At our practice, we are using a new software called Heidi to help with note-taking during consultations. This tool listens to the conversation between you and your doctor (with your permission) and provides a summary of the consultation for your doctor to review. This summary is designed to help us focus more on your care and less on typing notes during your visit.


Here’s how it works:

  • What We Record: We only record the conversation during your consultation. This helps us create an accurate summary of the visit. 
  • What Happens Next: After the consultation, the tool generates a summary using advanced technology (called Large Language Models or LLMs). Your doctor will carefully check the summary before adding it to your medical record.
  • Your Privacy: All recordings and summaries are stored securely in the UK. The recordings are automatically deleted after 24 hours, and only the final summary is kept in your patient record.
  • Your Choice: Before each consultation, we will always ask if you're happy for the conversation to be recorded for this purpose. If you prefer not to be recorded, we will take notes manually instead.

We’ve also spoken with our patient participation group and made sure this information is available in an easy-to-understand way. If you have any questions, please ask a member of our team.

Privacy Notice

Under the UK General Data Protection Regulation (UK GDPR) guidelines, it is important that we take your data privacy seriously and remain open and transparent about how we utilise it. 

This privacy notice explains why we need patients’ personal information, what we plan to do with it, how long we will keep it, and whether we will share it with anyone else when using our medical scribe software.

What is Heidi and How Does It Work?

Heidi is an ambient voice technology (AVT) powered by artificial intelligence (AI). It uses speech recognition technology to accurately transcribe your consultation with your doctor, creating a written summary of your visit.

This software is designed to assist with administrative tasks and is not used in any way to aid in diagnosing medical issues.

FAQs

How Do We Obtain Information and Why Do We Need It?

Information is gathered during a consultation recording, either through a web browser or on a mobile device, between you, the patient, and your doctor.The personal information we collect is provided directly by you for the following reasons:

  • To improve our clinical workflow and efficiency
  • To focus on more patient-centred care
  • To obtain and structure your personal medical history
  • To streamline administrative tasks

What Information Do We Collect?

Personal Information: Information that can identify you, such as age, date of birth, and gender.

Sensitive Health Information: Health details related to your current medical issue, past medical history, previous investigations, current and previous medications, and any current or past specialist input. This information is volunteered by you during the consultation and may also be noted by the clinician if relevant.

Information Collected for Business Improvement (‘Pseudonymised Data’): Your data is ‘de-identified’, meaning all personal identifiers are removed, making it highly unlikely you can be ‘re-identified’. This is done to improve software performance.

Information Collected by Cookies: The software, accessible via a web browser, may collect ‘de-identified’ data to enhance performance.

Who Do We Share the Information With?

Heidi has strict agreements with third-party organisations and does not allow them access to or use of your personal information beyond the necessary purposes listed above. Third parties are bound by zero-retention policies, meaning no data is retained after processing, ensuring your information cannot be reused or accessed for any other purpose.

How Is My Information Stored?

Your information is securely stored within the UK and is not saved on international platforms. Heidi prioritises data processing and storage security and has robust agreements with third-party processors, including standard contractual clauses to ensure data is stored safely. Heidi has also pseudonymised the data by replacing personal identifiers with unique references or codes.

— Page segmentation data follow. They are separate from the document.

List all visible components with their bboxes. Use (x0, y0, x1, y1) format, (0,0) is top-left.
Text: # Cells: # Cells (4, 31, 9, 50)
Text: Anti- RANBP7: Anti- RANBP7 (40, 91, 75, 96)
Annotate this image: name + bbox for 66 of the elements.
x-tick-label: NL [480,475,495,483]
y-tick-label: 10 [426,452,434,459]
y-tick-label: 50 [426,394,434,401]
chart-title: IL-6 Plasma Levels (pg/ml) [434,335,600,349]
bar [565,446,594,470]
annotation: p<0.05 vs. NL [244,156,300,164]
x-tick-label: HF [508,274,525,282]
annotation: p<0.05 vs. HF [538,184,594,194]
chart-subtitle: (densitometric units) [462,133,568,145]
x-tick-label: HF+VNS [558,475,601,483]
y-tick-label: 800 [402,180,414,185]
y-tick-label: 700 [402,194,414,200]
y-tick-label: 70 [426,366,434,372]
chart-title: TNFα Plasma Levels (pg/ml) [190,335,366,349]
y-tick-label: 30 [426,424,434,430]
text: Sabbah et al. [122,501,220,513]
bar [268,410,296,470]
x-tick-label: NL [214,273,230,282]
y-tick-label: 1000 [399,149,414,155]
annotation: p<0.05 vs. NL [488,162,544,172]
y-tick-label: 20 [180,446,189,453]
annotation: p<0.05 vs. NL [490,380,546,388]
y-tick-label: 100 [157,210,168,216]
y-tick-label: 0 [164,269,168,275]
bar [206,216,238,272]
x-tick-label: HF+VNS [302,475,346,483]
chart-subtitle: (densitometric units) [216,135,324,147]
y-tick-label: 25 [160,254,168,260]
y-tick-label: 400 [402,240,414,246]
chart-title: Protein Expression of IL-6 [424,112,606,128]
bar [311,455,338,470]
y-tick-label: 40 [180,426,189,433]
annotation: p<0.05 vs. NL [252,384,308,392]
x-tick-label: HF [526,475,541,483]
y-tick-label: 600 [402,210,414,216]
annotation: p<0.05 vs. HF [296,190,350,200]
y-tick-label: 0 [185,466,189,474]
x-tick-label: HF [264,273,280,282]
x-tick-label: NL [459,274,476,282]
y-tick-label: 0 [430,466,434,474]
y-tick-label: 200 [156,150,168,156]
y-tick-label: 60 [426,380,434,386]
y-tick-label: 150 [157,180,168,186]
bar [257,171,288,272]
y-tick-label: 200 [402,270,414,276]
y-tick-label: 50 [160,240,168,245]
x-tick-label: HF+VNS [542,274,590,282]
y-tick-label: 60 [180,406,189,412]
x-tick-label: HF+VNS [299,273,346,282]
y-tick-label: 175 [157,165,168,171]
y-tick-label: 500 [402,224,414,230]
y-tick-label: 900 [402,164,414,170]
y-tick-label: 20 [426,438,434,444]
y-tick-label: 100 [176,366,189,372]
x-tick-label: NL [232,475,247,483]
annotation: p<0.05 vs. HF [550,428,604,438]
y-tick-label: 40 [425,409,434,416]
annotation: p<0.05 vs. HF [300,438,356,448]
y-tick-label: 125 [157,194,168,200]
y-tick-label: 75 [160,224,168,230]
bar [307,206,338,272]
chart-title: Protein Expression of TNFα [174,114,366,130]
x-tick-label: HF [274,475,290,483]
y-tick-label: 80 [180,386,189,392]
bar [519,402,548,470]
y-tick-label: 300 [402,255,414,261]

Data is retained for 24 hours before being permanently deleted, further reducing the risk of personal data capture. Heidi employs multiple security measures, including mandated industry-level encryption standards, regular audits, and real-time security monitoring to maintain the highest security standards.

What Are My Data Protection Rights?

Below is a list of your data protection rights:

  • Your right of access – You have the right to request copies of your personal information (known as a subject access request).
  • Your right to rectification – You have the right to ask us to correct any information you believe is inaccurate or to complete information you feel is incomplete.
  • Your right to erasure – You have the right to request the deletion of your personal information in certain circumstances.
  • Your right to restrict processing – You can ask us to restrict the processing of your personal information in certain situations.
  • Your right to object to processing – You have the right to object to the processing of your personal data in certain circumstances.
  • Your right to data portability – You can request that we transfer the personal information you provided to another organisation, or directly to you, in certain circumstances.

If you feel there has been a data breach, you can contact your practice, which aims to formally respond to all requests within 30 days. If you are not satisfied with the outcome, you may contact the Information Commissioner’s Office for further advice.